Black Eyes glared at DeVasher with a nasty smile. "How would he get a copy of the keys?"

"Good question, and one that I can’t answer. Avery showed me his keys. Two rings, eleven keys. He keeps ’em with him at all times. Firm rule, right? Like a good little lawyer’s supposed to do. When he’s awake, the keys are in his pocket. When he’s asleep away from home, the keys are under the mattress."

"Where’s he traveled in the last month?" Black Eyes asked.

"Forget the trip to see Capps in Houston last week. Too recent. Before that, he went to Grand Cayman for two days on April 1."

"I remember," said Ollie, listening intently.

"Good for you, Ollie. I asked him what he did both nights, and he said nothing but work. Sat at a bar one night, but that’s it. Swears he slept by himself both nights." DeVasher pushed a button on a portable tape recorder. "But he’s lying. This call was made at nine-fifteen, April 2, from the phone in the master bedroom of Unit A." The tape began:

"He’s in the shower." First female voice.

"Are you okay?" Second female voice.

"Yeah. Fine. He couldn’t do it if he had to."

"What took so long?"

"He wouldn’t wake up."

"Is he suspicious?"

"No. He remembers nothing. I think he’s in pain."

"How long will you be there?"

"I’ll kiss him goodbye when he gets out of the shower. Ten, maybe fifteen minutes."

"Okay. Hurry."

DeVasher punched another button and continued pacing. "I have no idea who they are, and I haven’t confronted Avery. Yet. He worries me. His wife has filed for divorce, and he’s lost control. Chases women all the time. This is a pretty serious breach of security, and I suspect Lazarov will go through the roof."

"She talked like it was a bad hangover," Locke said.

"Evidently."

"You think she copied the keys?" Ollie asked.

DeVasher shrugged and sat in his worn leather chair. The cockiness vanished. "It’s possible, but I doubt it. I’ve thought about it for hours.
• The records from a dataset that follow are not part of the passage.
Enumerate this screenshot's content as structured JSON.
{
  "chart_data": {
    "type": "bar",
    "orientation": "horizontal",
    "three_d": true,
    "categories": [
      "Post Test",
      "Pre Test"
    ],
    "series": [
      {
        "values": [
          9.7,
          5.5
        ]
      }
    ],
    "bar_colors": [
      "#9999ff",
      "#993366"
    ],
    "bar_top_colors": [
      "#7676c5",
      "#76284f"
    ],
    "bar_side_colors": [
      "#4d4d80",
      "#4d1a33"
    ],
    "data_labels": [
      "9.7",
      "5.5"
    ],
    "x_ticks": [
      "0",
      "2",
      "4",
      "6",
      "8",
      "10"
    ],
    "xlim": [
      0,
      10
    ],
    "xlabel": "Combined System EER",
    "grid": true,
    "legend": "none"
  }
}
Assuming it was some woman he picked up in a bar, and they got drunk, then it was probably late when they went to bed. How would she make copies of the keys in the middle of the night on that tiny island? I just don’t think so."

"But she had an accomplice," Locke insisted.

"Yeah, and I can’t figure that out. Maybe they were trying to steal his wallet and something went wrong. He carries a couple of thousand in cash, and if he got drunk, who knows what he told them. Maybe she planned to lift the money at the last second and haul ass. She didn’t do it. I don’t know."

"No more assumptions?" Ollie asked.

"Not now. I love to make them, but it goes too far to assume these women took the keys, somehow managed to copy them in the middle of the night on the island, without his knowledge, and then the first one crawled back in the bed with him. And that somehow all of this is related to McDeere and his use of the copier on the fourth floor. It’s just too much."

"I agree," said Ollie.

"What about the storage room?" asked Black Eyes.

"I’ve thought about that, Nat. In fact, I’ve lost sleep thinking about it. If she was interested in the records in the storage room, there must be some connection with McDeere, or someone else poking around. And I can’t make that connection. Let’s say she found the room and the records, what could she do with them in the middle of the night with Avery asleep upstairs?"